When I talk about rehabilitation, I feel like thinking about “untouchability” at the same time. When I worked on the rehabilitation of a Pombaline building in Baixa Histórica de Lisboa, that was the big question. Will we be able to maintain the memory, and the “untouchability” of a heritage? When transforming, what is at stake? Life tells us that it is very difficult to reconcile the contemporaneity of a proposal with the values ​​of the past. But it is possible. I think Baixa is a big challenge. How to integrate the values ​​of an architecture that has its own atmosphere? The old planks, the tiled walls, the openings and the wooden shutters, in a tireless compositional game? Is it possible to leave a contemporary value in the proposal and assume the values ​​present in those Lisbon atmospheres? I opened the door quietly, and Fernando Pessoa had been in that office.

You have also made new houses… Vila Utopia is an innovative concept of design and identity. How did you see the idea of ​​participating in a project with 17 more architects?

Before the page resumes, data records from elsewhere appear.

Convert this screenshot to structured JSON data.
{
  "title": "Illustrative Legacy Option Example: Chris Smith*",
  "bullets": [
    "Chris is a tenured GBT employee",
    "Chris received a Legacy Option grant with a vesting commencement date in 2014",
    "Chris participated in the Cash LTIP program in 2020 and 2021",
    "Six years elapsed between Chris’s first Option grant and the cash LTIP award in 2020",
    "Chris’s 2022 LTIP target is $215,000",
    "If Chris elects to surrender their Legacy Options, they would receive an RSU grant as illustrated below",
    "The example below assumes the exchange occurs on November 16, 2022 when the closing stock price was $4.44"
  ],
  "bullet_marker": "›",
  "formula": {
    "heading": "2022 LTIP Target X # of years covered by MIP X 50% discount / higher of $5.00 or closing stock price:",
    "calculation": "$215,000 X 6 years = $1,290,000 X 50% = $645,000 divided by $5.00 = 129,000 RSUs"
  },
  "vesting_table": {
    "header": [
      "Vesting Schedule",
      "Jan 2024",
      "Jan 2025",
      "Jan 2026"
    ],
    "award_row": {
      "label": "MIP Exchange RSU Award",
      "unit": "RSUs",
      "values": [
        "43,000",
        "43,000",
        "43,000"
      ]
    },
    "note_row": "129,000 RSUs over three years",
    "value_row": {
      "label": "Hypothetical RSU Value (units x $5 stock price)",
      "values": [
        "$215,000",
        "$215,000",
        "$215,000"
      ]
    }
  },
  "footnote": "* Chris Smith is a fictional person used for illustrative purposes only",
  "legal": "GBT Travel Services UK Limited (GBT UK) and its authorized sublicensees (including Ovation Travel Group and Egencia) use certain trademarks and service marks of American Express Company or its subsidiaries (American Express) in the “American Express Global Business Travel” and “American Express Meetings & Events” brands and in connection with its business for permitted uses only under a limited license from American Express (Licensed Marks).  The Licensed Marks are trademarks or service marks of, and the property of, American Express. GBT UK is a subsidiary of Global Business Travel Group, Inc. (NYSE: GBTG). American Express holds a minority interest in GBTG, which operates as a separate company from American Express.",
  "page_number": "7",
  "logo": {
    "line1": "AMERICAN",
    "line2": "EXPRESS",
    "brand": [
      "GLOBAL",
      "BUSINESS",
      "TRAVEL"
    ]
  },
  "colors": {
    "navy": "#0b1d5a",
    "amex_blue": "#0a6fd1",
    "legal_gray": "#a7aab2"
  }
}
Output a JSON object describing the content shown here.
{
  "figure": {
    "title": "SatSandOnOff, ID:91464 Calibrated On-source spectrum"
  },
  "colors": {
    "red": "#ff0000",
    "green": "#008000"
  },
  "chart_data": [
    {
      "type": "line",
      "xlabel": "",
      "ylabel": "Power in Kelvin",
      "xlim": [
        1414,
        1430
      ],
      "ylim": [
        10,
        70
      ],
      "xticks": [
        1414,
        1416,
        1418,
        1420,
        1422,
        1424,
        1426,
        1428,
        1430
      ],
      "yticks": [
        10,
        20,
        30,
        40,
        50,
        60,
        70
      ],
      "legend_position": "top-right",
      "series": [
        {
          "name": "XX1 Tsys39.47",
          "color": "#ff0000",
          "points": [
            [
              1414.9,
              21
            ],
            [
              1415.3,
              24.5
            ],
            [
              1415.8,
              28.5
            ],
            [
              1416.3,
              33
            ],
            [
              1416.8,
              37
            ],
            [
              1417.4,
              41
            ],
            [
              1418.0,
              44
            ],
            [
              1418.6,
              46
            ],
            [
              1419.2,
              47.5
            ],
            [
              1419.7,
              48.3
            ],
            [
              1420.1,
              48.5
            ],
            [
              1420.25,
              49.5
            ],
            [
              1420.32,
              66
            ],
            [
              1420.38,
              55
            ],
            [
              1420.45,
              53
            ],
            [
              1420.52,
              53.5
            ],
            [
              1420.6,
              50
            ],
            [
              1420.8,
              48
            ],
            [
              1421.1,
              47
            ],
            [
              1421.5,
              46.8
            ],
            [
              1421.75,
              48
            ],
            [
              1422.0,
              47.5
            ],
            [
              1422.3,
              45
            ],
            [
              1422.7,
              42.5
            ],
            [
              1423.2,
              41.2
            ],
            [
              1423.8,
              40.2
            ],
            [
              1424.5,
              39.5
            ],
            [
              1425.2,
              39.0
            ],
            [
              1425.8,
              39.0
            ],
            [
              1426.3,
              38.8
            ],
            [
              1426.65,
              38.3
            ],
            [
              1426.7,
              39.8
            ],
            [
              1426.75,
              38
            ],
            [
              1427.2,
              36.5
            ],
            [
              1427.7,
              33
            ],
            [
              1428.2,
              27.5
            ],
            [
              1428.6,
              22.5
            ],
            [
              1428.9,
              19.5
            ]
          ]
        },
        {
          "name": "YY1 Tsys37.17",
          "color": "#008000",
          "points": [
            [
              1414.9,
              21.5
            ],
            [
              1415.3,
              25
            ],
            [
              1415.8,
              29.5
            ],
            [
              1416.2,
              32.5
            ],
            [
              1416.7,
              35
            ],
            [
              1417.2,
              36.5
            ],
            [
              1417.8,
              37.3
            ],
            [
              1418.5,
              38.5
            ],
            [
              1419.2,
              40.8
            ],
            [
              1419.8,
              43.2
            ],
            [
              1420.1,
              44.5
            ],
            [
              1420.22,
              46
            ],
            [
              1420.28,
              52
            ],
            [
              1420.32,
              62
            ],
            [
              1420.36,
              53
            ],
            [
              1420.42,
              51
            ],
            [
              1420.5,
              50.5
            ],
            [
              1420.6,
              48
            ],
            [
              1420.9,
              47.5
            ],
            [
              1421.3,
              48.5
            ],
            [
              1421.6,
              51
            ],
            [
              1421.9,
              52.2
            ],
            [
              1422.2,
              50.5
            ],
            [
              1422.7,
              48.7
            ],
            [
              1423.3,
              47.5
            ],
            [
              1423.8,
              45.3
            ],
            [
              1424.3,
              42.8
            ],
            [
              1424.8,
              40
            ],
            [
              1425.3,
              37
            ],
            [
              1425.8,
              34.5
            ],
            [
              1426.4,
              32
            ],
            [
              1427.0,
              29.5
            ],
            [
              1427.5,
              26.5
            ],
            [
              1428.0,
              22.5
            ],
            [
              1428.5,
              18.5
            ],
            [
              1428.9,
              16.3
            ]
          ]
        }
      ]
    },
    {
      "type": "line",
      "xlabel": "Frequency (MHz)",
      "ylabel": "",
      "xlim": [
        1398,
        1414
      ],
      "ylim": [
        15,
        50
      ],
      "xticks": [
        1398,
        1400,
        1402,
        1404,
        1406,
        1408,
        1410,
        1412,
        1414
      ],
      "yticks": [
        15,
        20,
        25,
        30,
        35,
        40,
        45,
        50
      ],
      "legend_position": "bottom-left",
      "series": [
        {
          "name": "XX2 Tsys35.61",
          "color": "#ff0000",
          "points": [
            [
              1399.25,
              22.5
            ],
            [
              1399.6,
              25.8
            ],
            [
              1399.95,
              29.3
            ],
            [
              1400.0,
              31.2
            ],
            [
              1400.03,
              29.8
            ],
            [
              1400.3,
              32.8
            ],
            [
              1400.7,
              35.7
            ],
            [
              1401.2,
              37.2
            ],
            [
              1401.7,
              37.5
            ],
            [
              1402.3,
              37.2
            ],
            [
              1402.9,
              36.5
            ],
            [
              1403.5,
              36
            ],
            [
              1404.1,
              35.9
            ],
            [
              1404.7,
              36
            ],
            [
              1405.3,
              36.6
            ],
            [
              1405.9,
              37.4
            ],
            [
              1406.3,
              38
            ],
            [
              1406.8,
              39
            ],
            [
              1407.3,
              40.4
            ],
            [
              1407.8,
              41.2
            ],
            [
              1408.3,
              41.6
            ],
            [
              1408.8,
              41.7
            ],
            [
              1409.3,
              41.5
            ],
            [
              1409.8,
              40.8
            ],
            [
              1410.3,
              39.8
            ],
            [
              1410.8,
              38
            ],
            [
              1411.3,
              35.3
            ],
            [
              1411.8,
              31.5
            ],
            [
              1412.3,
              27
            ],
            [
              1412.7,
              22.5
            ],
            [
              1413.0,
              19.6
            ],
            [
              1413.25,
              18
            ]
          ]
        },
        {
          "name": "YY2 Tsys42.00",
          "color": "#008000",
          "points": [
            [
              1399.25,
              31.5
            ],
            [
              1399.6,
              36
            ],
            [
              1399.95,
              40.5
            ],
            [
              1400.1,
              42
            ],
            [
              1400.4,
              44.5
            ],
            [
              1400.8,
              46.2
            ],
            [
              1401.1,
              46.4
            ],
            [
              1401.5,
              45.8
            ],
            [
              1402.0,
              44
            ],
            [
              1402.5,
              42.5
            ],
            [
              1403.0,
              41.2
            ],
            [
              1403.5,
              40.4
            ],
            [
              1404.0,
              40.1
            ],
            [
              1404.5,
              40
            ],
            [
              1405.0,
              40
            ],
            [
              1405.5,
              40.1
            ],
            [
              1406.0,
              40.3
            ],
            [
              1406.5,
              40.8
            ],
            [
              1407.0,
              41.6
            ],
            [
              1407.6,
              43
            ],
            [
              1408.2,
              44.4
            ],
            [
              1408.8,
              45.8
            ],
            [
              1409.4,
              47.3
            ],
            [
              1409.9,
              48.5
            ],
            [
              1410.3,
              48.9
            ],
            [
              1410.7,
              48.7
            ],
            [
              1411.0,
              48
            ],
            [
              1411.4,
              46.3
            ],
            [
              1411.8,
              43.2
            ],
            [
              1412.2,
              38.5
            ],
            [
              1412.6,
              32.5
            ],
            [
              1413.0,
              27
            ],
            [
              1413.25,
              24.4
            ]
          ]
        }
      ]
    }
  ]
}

Vila Utopia was a challenge launched by Eng António Rodrigues and suggested by architect and friend Manuel Aires Mateus. I had two houses to design that are now built. I know today, after having done the project and built the houses, that it is an unique project. The challenge was to investigate “the space of the house” and to bring to architecture anything that would come to our memory. Is it possible to build the “memory” of a habitable space? I think so. There are two houses, with the same philosophy of full and empty… equal and different. The houses are an exercise in subtracting space, allowing foresight of small interior patios, allowing the visualization of small gardens, from bedroom spaces. The house is mysterious and versatile. A room can be a living room. On the ground level there is a multiplicity of spaces and patios with different accesses. It was an unforgettable adventure and I’ve built a friendship with an unbelievable client, for his generosity in questioning himself and seeking to find new values ​​in architecture. I showed him one day that it was possible to “inhabit a room with a virtual garden in front of it”.

Are those houses art?

I tried for them to be houses that were constituted as an artistic expression: an unforgettable memory of a courtyard of colorful plants, in a spring that emerges. Architecture is art… I think it is a joy to meet clients who like to live in our spaces… and to inhabit places where they can dream.

What do you have to say about the Lisbon Stone Block nomination for the Mies Van der Rohe award?

It is an appointment that honors me, but no more.

This interview is an integral part of Revista Artes & Letras # 38, January 2013
Partially automatic translation from portuguese: some expressions may differ from their actual meaning.